Коллаж невозможно делать на мольберте, вертикально. Его надо положить навзничь, горизонтально, на пол. Но для того, чтобы время от времени взглядывать на него «со стороны», надо не отходить, а влезать на стул или даже на стремянку и смотреть «с высоты». И так – по многу раз…
Двигать предметы можно часами / днями / месяцами. Менять местами, добавлять новые вещи, искать им место, варьировать, причем новые положения предметов дают толчки к новому (пере)осмыслению целого.
Потом надо закрыть коллаж (фанерой или бумагой),  оптически «забыть» его, изгнать из памяти. А через какое-то время внезапно открыть – и сразу, целиком, охватить взглядом, увидеть лишнее или отсутствующие, нужное и ненужное, важное или избыточное. И двигать дальше, пробовать новые позиции и положения…  
Но вот наступает некий миг Х, когда всё заливается клеем. Этот миг Х зависит от разных обстоятельств. [Всем известно, что ставить точку в романе или подпись на картине труднее всего, что «комплексом Леонардо» в той или иной степени страдают все художники.] Это момент некоего высшего спокойствия, когда наброски / варианты кажутся исчерпанными, а внутри как бы разливается сигнал гармонии: «вот так следует оставить!». После этого надо найти правильную концентрацию клея, чтобы при высыхании он был максимально прозрачен, и равномерно залить работу. 

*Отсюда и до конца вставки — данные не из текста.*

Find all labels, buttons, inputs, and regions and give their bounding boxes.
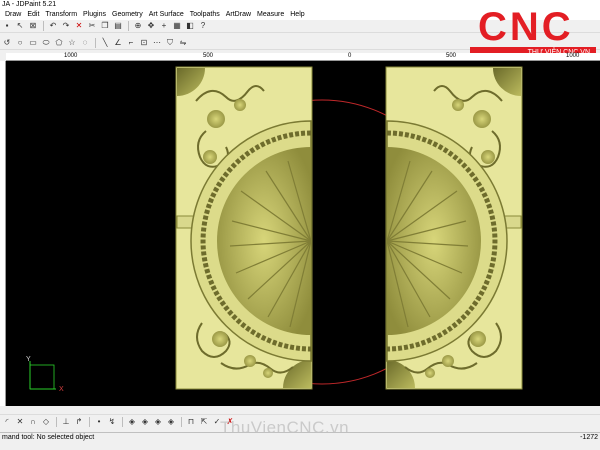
- toolbar-separator: [181, 416, 182, 427]
- delete-icon[interactable]: ✕: [73, 21, 85, 32]
- angle-icon[interactable]: ∠: [112, 38, 124, 49]
- point-icon[interactable]: •: [93, 416, 105, 427]
- measure-icon[interactable]: ⊓: [185, 416, 197, 427]
- layers-icon[interactable]: ◧: [184, 21, 196, 32]
- toolbar-separator: [56, 416, 57, 427]
- pointer-icon[interactable]: ⇱: [198, 416, 210, 427]
- status-bar: mand tool: No selected object -1272: [0, 432, 600, 442]
- menu-draw[interactable]: Draw: [2, 10, 24, 20]
- rectangle-icon[interactable]: ▭: [27, 38, 39, 49]
- perpendicular-icon[interactable]: ⊥: [60, 416, 72, 427]
- axis-x-label: X: [59, 386, 64, 393]
- menu-transform[interactable]: Transform: [42, 10, 80, 20]
- toolbar-separator: [122, 416, 123, 427]
- ruler-label: 1000: [64, 53, 78, 59]
- snap-icon[interactable]: ↯: [106, 416, 118, 427]
- paste-icon[interactable]: ▤: [112, 21, 124, 32]
- plus-icon[interactable]: +: [158, 21, 170, 32]
- arc-tool-icon[interactable]: ◜: [1, 416, 13, 427]
- axis-y-label: Y: [26, 356, 31, 363]
- arc-icon[interactable]: ◌: [79, 38, 91, 49]
- help-icon[interactable]: ?: [197, 21, 209, 32]
- ruler-label: 500: [203, 53, 214, 59]
- toolbar-separator: [95, 38, 96, 48]
- menu-help[interactable]: Help: [287, 10, 307, 20]
- top-ruler: 1000 500 0 500 1000: [6, 53, 600, 61]
- diamond-cut-icon[interactable]: ◈: [152, 416, 164, 427]
- status-right: -1272: [580, 434, 598, 441]
- drawing-canvas[interactable]: Y X: [6, 61, 600, 406]
- circle-icon[interactable]: ○: [14, 38, 26, 49]
- node-icon[interactable]: ⋯: [151, 38, 163, 49]
- cross-icon[interactable]: ✕: [14, 416, 26, 427]
- save-icon[interactable]: ▪: [1, 21, 13, 32]
- grid-icon[interactable]: ▦: [171, 21, 183, 32]
- menu-edit[interactable]: Edit: [24, 10, 42, 20]
- offset-icon[interactable]: ⊡: [138, 38, 150, 49]
- node-edit-icon[interactable]: ◇: [40, 416, 52, 427]
- left-door-panel[interactable]: [175, 66, 313, 390]
- zoom-icon[interactable]: ⊕: [132, 21, 144, 32]
- logo-text: CNC: [478, 5, 574, 49]
- ellipse-icon[interactable]: ⬭: [40, 38, 52, 49]
- diamond-icon[interactable]: ◈: [126, 416, 138, 427]
- corner-icon[interactable]: ⌐: [125, 38, 137, 49]
- cut-icon[interactable]: ✂: [86, 21, 98, 32]
- pan-icon[interactable]: ✥: [145, 21, 157, 32]
- undo-icon[interactable]: ↶: [47, 21, 59, 32]
- menu-geometry[interactable]: Geometry: [109, 10, 146, 20]
- mirror-icon[interactable]: ⇋: [177, 38, 189, 49]
- menu-measure[interactable]: Measure: [254, 10, 287, 20]
- curve-icon[interactable]: ∩: [27, 416, 39, 427]
- design-view: Y X: [26, 66, 523, 393]
- trim-icon[interactable]: ↱: [73, 416, 85, 427]
- axis-indicator: [29, 361, 56, 390]
- cursor-icon[interactable]: ↖: [14, 21, 26, 32]
- menu-artdraw[interactable]: ArtDraw: [223, 10, 254, 20]
- window-title: JA - JDPaint 5.21: [2, 1, 57, 8]
- ruler-label: 1000: [566, 53, 580, 59]
- redo-icon[interactable]: ↷: [60, 21, 72, 32]
- ruler-label: 0: [348, 53, 352, 59]
- line-icon[interactable]: ╲: [99, 38, 111, 49]
- status-left: mand tool: No selected object: [2, 434, 95, 441]
- toolbar-separator: [128, 21, 129, 31]
- shield-icon[interactable]: ⛉: [164, 38, 176, 49]
- cnc-logo: CNC THƯ VIỆN CNC.VN: [470, 6, 596, 60]
- copy-icon[interactable]: ❐: [99, 21, 111, 32]
- menu-toolpaths[interactable]: Toolpaths: [187, 10, 223, 20]
- diamond-alt-icon[interactable]: ◈: [139, 416, 151, 427]
- undo-draw-icon[interactable]: ↺: [1, 38, 13, 49]
- diamond-join-icon[interactable]: ◈: [165, 416, 177, 427]
- right-door-panel[interactable]: [385, 66, 523, 390]
- menu-art-surface[interactable]: Art Surface: [146, 10, 187, 20]
- toolbar-separator: [43, 21, 44, 31]
- polygon-icon[interactable]: ⬠: [53, 38, 65, 49]
- select-box-icon[interactable]: ⊠: [27, 21, 39, 32]
- ruler-label: 500: [446, 53, 457, 59]
- toolbar-separator: [89, 416, 90, 427]
- menu-plugins[interactable]: Plugins: [80, 10, 109, 20]
- star-icon[interactable]: ☆: [66, 38, 78, 49]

Правда, в последнее время я обхожусь без клея: наношу толстым слоем краску на доску и всаживаю в неё предметы, ибо краска, как оказалось, держит предметы не хуже клея. Надо только успеть всё сделать до того, как краска высохнет и затвердеет. Тут счет идет не на месяцы и дни, а на секунды и минуты. 
После того, как коллаж залит клеем / объект сварен, я теряю к нему интерес, он для меня осуществлен, он начал жить своей жизнью, а моя функция исчерпана, и я только изредка посматриваю на него, не испытывая уже особых эмоций, хотя прежде, во время работы, был влюблён в него – в прямом смысле слова, ибо без любви (или хотя бы без влюбленности) сделать хорошую работу невозможно.